Все стремительнее и стремительнее обращался Рама вокруг Солнца, двигаясь теперь быстрее, чем любое тело, когда-нибудь попадавшее в Солнечную систему. Менее чем за два часа направление его движения изменилось более чем на девяносто градусов. И тут Рама окончательно и высокомерно доказал, что начисто не интересуется мирами, чье спокойствие он недавно столь грубо нарушил.
Корабль выскользнул из эклиптики[24] в глубины южного неба, намного ниже плоскости движения планет. Разумеется, и это не было его конечной целью, но курс он взял точно на Большое Магелланово облако, на пустынные бездны вне Млечного Пути.
46
ПРОЛОГ
— Войдите, — рассеянно произнес капитан Нортон, услышав тихий стук в дверь.
— У меня есть для тебя новости, Билл. Я хотела успеть к тебе первой, пока не вмешалась вся команда. И кроме того, это по моему ведомству…

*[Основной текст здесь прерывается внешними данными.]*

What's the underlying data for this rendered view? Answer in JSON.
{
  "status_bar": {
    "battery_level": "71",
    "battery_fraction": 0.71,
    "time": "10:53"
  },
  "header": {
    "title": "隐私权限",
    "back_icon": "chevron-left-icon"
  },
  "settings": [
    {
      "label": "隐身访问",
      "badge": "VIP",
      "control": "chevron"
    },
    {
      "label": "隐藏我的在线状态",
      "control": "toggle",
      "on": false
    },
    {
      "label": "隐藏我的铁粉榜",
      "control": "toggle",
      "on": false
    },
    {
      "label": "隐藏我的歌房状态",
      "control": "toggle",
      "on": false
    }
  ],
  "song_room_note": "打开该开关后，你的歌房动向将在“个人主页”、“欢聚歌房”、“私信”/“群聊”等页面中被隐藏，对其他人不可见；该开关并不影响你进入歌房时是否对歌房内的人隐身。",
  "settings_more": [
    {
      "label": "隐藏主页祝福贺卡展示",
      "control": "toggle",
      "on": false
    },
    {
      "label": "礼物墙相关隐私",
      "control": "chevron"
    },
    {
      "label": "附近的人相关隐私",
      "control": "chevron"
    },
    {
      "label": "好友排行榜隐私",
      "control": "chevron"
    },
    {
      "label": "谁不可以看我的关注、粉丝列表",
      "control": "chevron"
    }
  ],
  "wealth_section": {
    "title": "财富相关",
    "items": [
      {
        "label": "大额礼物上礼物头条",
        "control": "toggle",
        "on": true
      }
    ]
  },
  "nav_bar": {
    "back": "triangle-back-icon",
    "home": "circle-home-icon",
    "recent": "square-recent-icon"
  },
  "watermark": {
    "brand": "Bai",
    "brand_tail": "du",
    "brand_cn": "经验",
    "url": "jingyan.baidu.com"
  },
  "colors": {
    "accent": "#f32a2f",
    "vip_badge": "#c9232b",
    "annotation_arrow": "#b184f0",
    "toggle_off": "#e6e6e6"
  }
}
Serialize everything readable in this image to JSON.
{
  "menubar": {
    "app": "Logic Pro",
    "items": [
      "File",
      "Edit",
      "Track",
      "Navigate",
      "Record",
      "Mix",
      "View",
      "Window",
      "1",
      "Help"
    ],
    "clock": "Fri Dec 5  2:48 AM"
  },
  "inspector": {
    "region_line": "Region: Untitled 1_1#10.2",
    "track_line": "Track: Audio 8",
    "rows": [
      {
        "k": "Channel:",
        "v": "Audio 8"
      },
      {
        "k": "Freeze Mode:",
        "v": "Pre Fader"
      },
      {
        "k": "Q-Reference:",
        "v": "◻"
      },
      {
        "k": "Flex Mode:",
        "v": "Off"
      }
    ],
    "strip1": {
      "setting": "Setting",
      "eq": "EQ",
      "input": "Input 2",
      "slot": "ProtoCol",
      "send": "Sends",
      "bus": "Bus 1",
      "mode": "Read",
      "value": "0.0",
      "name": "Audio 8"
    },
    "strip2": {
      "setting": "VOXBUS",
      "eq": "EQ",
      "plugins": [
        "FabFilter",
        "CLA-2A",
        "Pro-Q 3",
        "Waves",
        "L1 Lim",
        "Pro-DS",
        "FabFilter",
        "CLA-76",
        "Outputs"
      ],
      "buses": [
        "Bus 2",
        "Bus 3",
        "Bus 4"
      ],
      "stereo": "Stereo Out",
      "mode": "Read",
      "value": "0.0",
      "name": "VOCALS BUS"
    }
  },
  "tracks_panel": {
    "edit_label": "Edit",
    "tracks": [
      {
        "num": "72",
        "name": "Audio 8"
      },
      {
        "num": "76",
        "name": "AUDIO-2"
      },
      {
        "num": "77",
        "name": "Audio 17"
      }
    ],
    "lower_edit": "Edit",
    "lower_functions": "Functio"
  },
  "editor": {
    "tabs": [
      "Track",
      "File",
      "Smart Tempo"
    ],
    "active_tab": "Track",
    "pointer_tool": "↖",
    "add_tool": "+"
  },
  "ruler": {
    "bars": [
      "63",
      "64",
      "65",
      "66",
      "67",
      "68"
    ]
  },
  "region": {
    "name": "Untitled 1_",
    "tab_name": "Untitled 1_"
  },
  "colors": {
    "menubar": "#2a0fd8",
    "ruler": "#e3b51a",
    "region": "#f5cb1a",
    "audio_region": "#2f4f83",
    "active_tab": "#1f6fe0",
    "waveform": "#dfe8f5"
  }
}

Мысли Нортона, казалось, витали где-то очень далеко. Он лежал с полузакрытыми глазами, заложив руки за голову и притушив свет, — не то чтобы в самом деле дремал, но отдался во власть раздумий. Произнесенные слова вернули его к действительности.
— Прости, Лаура, я отвлекся. О чем речь?
— Не уверяй меня, что ты забыл!
— Перестань, задира. В последние дни мне, право же, было над чем подумать…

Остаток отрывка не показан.